Es curioso cómo después de horas y horas de conversación sobre tantos y tantos temas, casi tantos como aquellas estrellas que nos observaban durante nuestros momentos, parece que se han agotado. Pero no es así, es simplemente que un extraño sentimiento te inunda y sientes que en unos minutos todo lo anterior ha sido como una de esas visitas que reciben los encarcelados, un bis a bis pero sin sexo. Es decir, un regalito que alguien te ha otorgado pero del que solo puedes disfrutar durante un máximo de horas.
Próxima estación Atocha RENFE/Chamartín – avisa esa voz que Metro de Madrid parece haber grabado para jodernos el último minuto en aquella caja de metal. “Última estación de vuestro finde, así que empezad a despediros y dejar de hablar de gilipolleces” debería decir esa voz. Pero nuestro cuerpo seguía reaccionando por impulsos y ,aun siendo muy conscientes de que aquella voz quería decir que estábamos a diez minutos de volver a separarnos, nosotros seguíamos actuando como si nos quedaran diez horas, diez días, diez semanas o diez vidas. Pero cada peldaño subido, cada impulso de las escaleras mecánicas avanzado, cada paso dado nos acercaba aún más a la barrera que marcaba la frontera entre nuestros mundos.

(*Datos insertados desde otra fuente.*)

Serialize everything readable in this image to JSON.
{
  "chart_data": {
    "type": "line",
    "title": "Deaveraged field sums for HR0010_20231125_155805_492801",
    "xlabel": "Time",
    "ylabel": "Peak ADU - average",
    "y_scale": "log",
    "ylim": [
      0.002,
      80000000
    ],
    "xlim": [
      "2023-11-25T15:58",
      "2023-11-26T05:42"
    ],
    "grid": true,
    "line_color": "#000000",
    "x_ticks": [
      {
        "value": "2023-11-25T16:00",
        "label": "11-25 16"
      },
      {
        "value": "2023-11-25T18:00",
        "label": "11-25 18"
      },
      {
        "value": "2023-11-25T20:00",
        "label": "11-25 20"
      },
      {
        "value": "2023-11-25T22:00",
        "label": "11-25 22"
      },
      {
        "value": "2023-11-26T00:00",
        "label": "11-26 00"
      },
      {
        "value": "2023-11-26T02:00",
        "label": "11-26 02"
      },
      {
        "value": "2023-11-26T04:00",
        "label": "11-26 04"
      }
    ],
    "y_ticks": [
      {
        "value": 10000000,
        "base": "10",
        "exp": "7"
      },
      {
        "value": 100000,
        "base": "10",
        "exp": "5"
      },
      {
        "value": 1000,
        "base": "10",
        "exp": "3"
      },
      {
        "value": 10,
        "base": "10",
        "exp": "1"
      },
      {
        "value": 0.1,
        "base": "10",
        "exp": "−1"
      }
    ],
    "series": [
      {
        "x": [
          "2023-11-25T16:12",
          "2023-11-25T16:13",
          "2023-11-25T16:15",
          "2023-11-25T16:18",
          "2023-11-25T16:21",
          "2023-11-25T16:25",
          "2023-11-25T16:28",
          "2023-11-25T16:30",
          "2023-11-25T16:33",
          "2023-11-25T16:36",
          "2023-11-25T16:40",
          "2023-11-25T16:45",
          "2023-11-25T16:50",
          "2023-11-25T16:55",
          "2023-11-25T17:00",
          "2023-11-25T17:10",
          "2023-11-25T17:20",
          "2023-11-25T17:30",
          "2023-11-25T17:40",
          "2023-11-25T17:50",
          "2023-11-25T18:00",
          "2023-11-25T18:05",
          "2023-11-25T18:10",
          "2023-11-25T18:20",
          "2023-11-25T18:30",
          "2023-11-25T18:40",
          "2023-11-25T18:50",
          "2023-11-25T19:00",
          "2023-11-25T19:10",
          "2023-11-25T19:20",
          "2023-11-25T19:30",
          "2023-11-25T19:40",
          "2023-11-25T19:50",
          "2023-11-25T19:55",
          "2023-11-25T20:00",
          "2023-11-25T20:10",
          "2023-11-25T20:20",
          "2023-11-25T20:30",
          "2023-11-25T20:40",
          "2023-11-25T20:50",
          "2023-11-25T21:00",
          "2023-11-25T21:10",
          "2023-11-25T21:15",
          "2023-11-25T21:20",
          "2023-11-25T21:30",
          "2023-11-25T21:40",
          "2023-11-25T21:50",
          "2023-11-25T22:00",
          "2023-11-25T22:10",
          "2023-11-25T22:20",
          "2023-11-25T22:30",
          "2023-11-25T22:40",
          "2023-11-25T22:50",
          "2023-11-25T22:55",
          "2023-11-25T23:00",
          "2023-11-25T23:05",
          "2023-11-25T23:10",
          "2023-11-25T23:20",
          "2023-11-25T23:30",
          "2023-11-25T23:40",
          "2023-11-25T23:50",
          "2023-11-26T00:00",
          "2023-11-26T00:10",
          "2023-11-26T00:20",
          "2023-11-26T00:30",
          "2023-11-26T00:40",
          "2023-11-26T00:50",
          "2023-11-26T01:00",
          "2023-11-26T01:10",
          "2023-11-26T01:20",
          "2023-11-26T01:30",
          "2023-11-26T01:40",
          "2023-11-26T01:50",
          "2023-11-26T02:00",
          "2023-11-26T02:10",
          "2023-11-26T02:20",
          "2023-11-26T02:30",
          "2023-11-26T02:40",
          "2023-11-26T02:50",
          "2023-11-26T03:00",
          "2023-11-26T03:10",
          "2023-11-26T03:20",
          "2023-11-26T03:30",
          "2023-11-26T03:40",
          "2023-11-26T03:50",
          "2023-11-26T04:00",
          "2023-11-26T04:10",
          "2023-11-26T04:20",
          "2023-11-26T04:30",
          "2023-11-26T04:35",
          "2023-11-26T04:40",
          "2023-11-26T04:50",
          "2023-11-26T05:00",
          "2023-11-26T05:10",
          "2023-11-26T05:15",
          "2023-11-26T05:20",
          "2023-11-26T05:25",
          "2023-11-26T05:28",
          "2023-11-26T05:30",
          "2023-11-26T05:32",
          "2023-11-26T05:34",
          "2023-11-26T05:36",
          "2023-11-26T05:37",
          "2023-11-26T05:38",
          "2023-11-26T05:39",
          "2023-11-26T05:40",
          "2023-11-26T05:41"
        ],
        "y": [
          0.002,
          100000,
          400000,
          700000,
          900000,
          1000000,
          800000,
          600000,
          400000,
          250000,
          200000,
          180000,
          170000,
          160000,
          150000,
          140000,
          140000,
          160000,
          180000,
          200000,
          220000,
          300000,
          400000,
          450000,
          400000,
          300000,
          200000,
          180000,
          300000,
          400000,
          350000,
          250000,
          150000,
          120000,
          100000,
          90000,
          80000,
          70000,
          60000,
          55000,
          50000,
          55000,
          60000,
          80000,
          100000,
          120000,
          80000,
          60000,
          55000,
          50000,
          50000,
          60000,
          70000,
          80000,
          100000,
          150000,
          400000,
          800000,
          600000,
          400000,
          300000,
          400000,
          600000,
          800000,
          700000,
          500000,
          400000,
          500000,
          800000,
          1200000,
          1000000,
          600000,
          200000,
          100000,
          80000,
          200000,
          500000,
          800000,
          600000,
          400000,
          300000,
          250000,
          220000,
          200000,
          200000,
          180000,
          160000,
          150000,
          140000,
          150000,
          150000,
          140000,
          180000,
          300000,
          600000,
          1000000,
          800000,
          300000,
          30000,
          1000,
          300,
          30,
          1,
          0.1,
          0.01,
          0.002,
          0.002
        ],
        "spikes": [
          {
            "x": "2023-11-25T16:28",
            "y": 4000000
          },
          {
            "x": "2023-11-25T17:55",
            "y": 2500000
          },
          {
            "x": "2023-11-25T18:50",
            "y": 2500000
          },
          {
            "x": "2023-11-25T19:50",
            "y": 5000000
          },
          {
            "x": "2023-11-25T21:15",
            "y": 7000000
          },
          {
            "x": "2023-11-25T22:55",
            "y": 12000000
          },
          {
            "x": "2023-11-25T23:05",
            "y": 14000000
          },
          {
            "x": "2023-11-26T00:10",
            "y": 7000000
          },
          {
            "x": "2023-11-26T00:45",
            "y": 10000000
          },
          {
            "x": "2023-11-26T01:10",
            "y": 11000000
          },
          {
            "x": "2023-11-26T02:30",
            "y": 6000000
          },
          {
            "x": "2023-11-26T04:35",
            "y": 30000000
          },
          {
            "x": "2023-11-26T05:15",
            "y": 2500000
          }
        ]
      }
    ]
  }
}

Un abrazo, un par de besos, alguna caricia, algún gesto, alguna frasecita o risa nerviosas y allí vas. No soy capaz de darte las gracias por haberme permitido disfrutar de dos o tres días de tu presencia. Entras al vagón y me doy la vuelta no soy capaz de ver marchar ese tren. El sol parece esconderse entre las nubes y todas mis sonrisas se convierten en lágrimas contenidas que nunca salen. Los principios siempre fueron los principios y una lágrima en público es una concesión que no me permitía a menudo.
Vuelvo a aquella caja de metal y ahora a penas oigo su voz. Me he vuelto a convertir en un robot que de manera automática sube y baja de los vagones, gira por los pasillos, asciende por las escaleras y que a penas observa a los que tiene a su alrededor.

Llego a casa y todos los colores se han marchado. Sus paredes vuelven a ser grises y la luz vuelve a no entrar por mi ventana. No tengo fuerzas para hacer nada y mi cuerpo se deja caer sobre la cama, rendido, exhausto, decaído. Y de repente allí estás tú convertida en aroma. Te siento entrar por mi nariz y recorres todo mi cuerpo. Abrazo la almohada como si fueses tú y cierro los ojos. Mañana será otro día y te habrás marchado pero aún queda mucho hoy y pienso disfrutarlo.
1 comentario:
Este relato se ha metido debajo de mi piel, y se mueve en un escalofrío de corriente continua, erizándome el vello... lo he leído como siete veces seguidas, incapaz de despegar mi mirada de las letras virtuales, siendo transportada a un momento muy sencillito de mi vida: un sms en un tren de vuelta a casa.
Tan sencillo como intenso, tan emotivo...
Sé que puede parecer que peco de protagonismo excesivo y egolátra, pero no es nada de eso; sólo es que la razón de ser del arte es hacer reaccionar... y he aquí, en mi alma, esa reacción.
Gracias, Adrián, por crear tanta belleza.